Caulkins admits, however, that skepticism in TrustWell is an obstacle. Upstream executives have told him they don’t need a third-party verification as they already are putting time, money and effort into emissions controls and safety measures.

“This is not an additional cost; it’s actually a way to get a return on investment for a lot of those efforts through premium gas,” he said, adding that the way a producer views its operations might be different from how a buyer views them. If they’re spending all this time money and effort on having top-notch operations, historically they really haven’t had a way to get a return on investment in many ways. This is a very powerful and concrete way to get a return on that investment.”

Exactly how much of a premium Southwestern is receiving for the rated gas is unclear. Stewart said she couldn’t discuss the commercial details of the agreement. Kinney said the gas is coming at no significant difference in cost for NJNG’s customers.

Environmental Defense Fund’s (EDF) Mark Brownstein, senior vice president of energy, whose organization participates in the IES Cooperative Stakeholders Program, said “methane emissions and other environmental problems threaten the viability of natural gas in a competitive energy landscape, where consumers have choices and expect energy to be both cheap and clean.” Certification is not a substitute for regulation, he added, but EDF expects “more companies coming forward to differentiate themselves through third-party assessments.”

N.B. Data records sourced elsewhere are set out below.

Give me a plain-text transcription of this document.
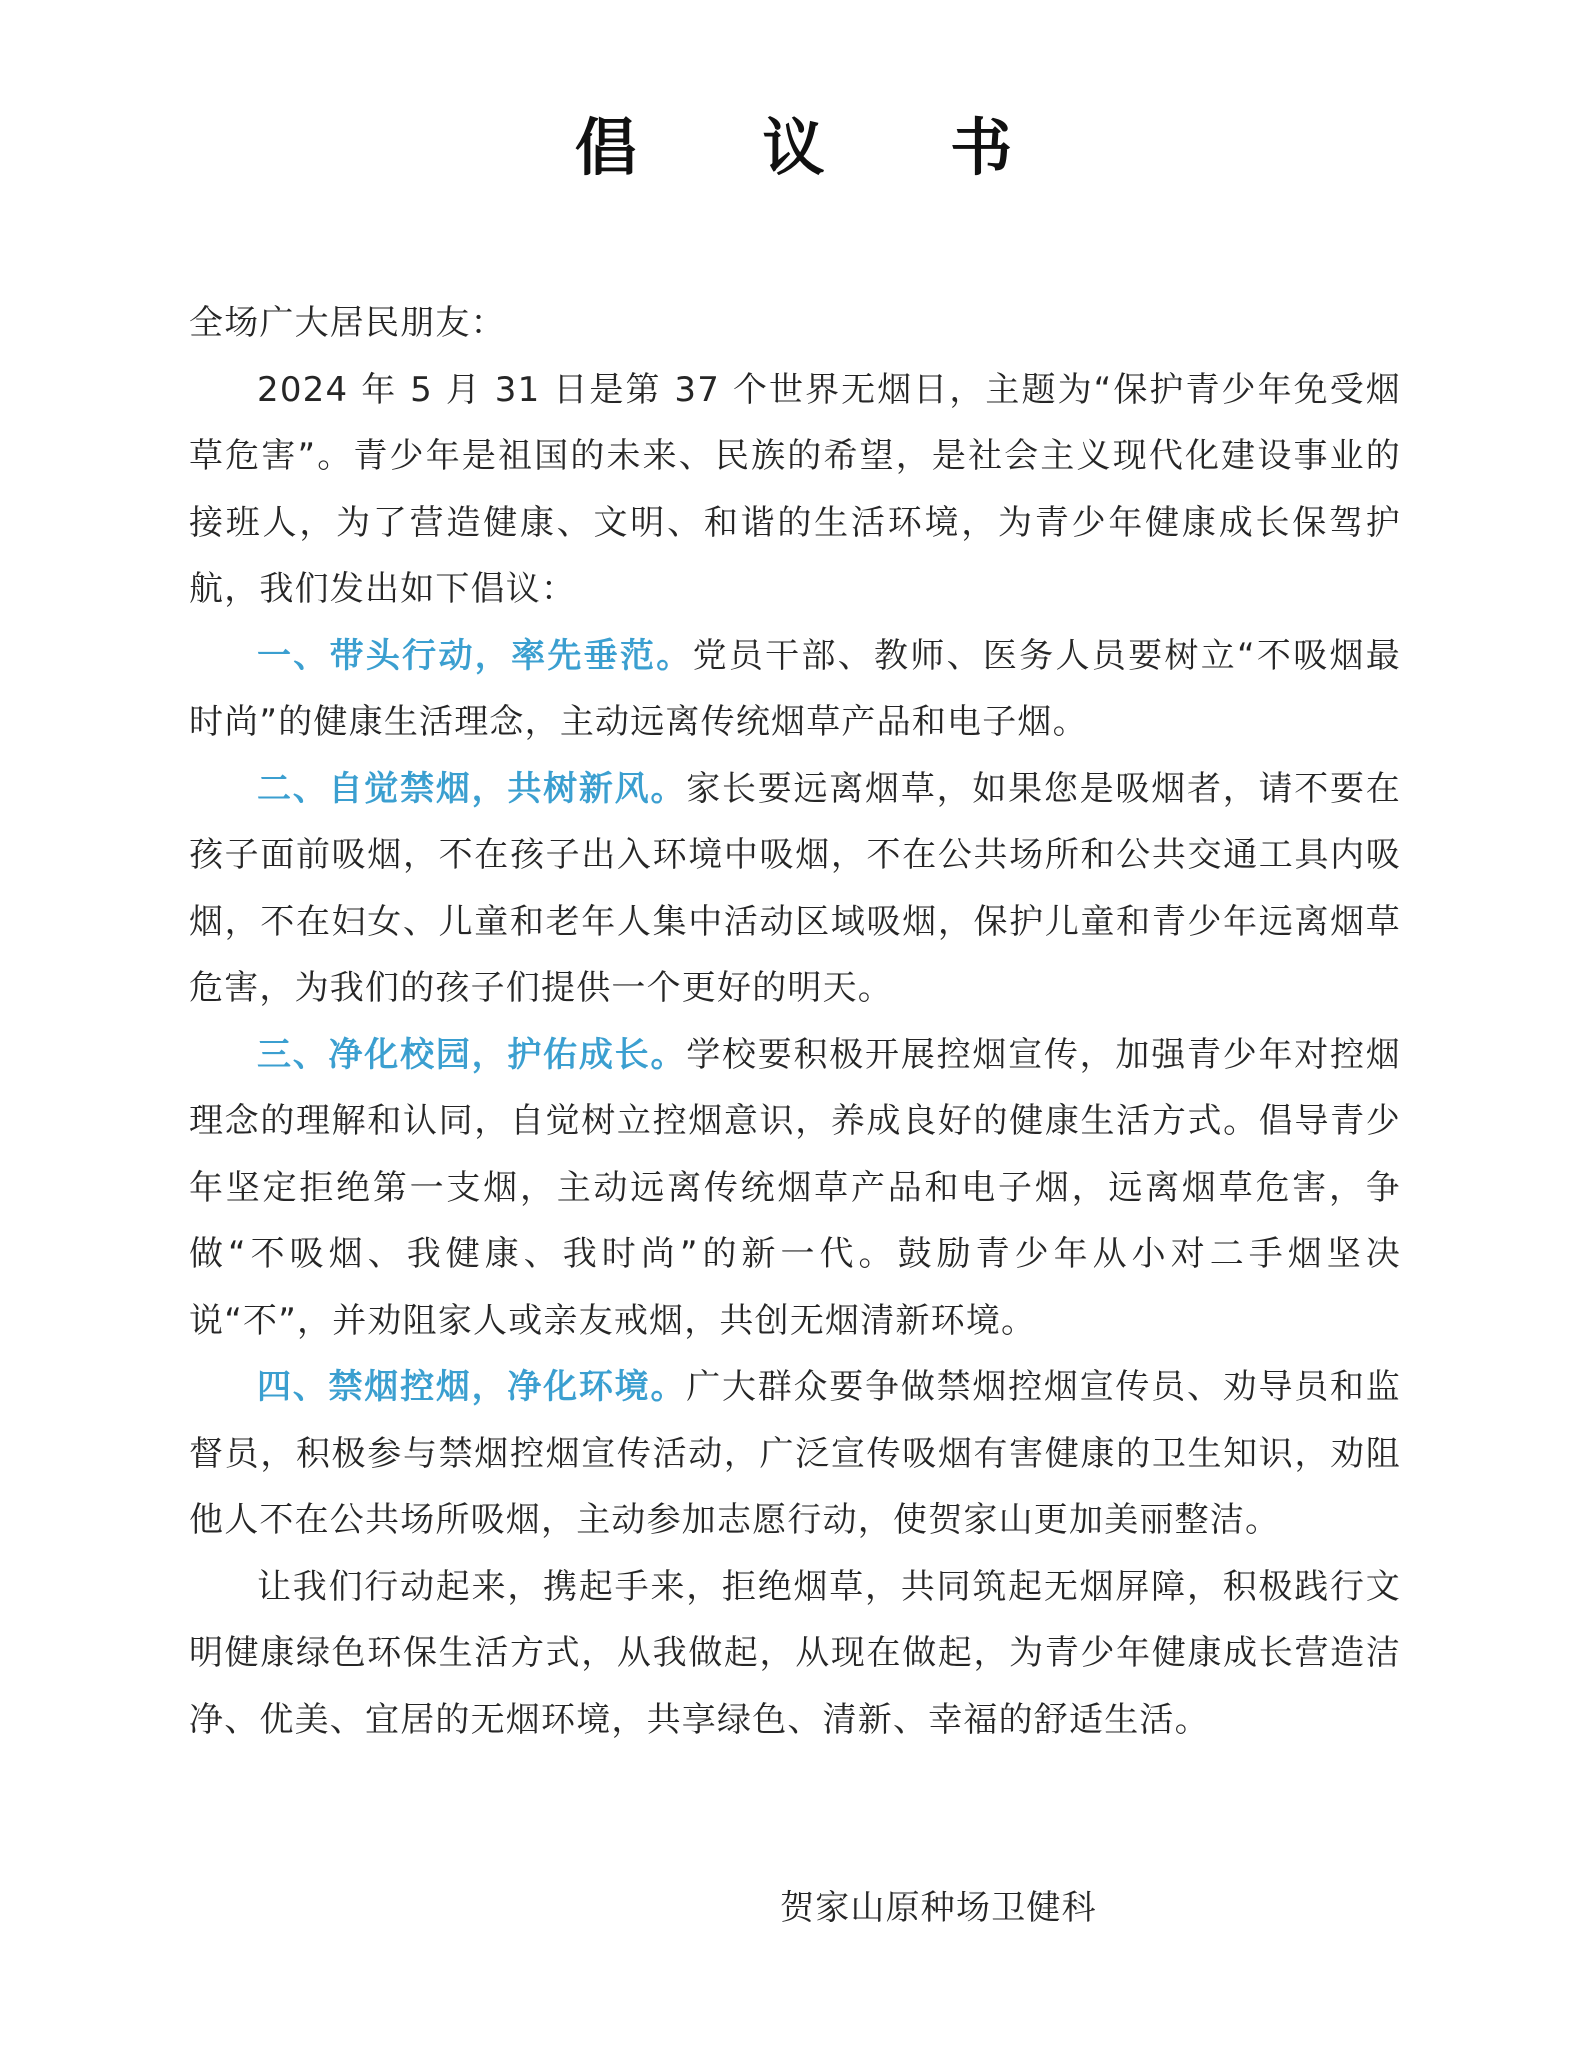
倡 议 书

全场广大居民朋友：

2024 年 5 月 31 日是第 37 个世界无烟日，主题为“保护青少年免受烟草危害”。青少年是祖国的未来、民族的希望，是社会主义现代化建设事业的接班人，为了营造健康、文明、和谐的生活环境，为青少年健康成长保驾护航，我们发出如下倡议：

一、带头行动，率先垂范。党员干部、教师、医务人员要树立“不吸烟最时尚”的健康生活理念，主动远离传统烟草产品和电子烟。

二、自觉禁烟，共树新风。家长要远离烟草，如果您是吸烟者，请不要在孩子面前吸烟，不在孩子出入环境中吸烟，不在公共场所和公共交通工具内吸烟，不在妇女、儿童和老年人集中活动区域吸烟，保护儿童和青少年远离烟草危害，为我们的孩子们提供一个更好的明天。

三、净化校园，护佑成长。学校要积极开展控烟宣传，加强青少年对控烟理念的理解和认同，自觉树立控烟意识，养成良好的健康生活方式。倡导青少年坚定拒绝第一支烟，主动远离传统烟草产品和电子烟，远离烟草危害，争做“不吸烟、我健康、我时尚”的新一代。鼓励青少年从小对二手烟坚决说“不”，并劝阻家人或亲友戒烟，共创无烟清新环境。

四、禁烟控烟，净化环境。广大群众要争做禁烟控烟宣传员、劝导员和监督员，积极参与禁烟控烟宣传活动，广泛宣传吸烟有害健康的卫生知识，劝阻他人不在公共场所吸烟，主动参加志愿行动，使贺家山更加美丽整洁。

让我们行动起来，携起手来，拒绝烟草，共同筑起无烟屏障，积极践行文明健康绿色环保生活方式，从我做起，从现在做起，为青少年健康成长营造洁净、优美、宜居的无烟环境，共享绿色、清新、幸福的舒适生活。

贺家山原种场卫健科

In another show of the resistance the IES model faces, EDF is not participating in any effort to market natural gas as “green” or “responsible,” even though it’s participating in the stakeholders program. That viewpoint is held by others in the environmental community that might resist accreditation efforts, regardless of their effectiveness. Instead, EDF views its role as helping to reduce the environmental impacts of oil and gas production while the market transitions to alternative sources of energy.

EDF has also made clear over the years that voluntary efforts throughout the oil and gas industry can play a complementary role in improving operational practices, but they are not a substitute for strong regulations or the renewable energy transition.

That’s where Caulkins sees the need for improved third-party verifications.

“Whether it’s good or bad, the industry is in the position of having to prove themselves just given the amount of public scrutiny that’s been placed on it, whether it’s merited or not,” he said, adding that the precedent Southwestern’s deal has set is in differentiating the commodity and earning more for it as a result. “That’s a very powerful symbol of where the market is going.”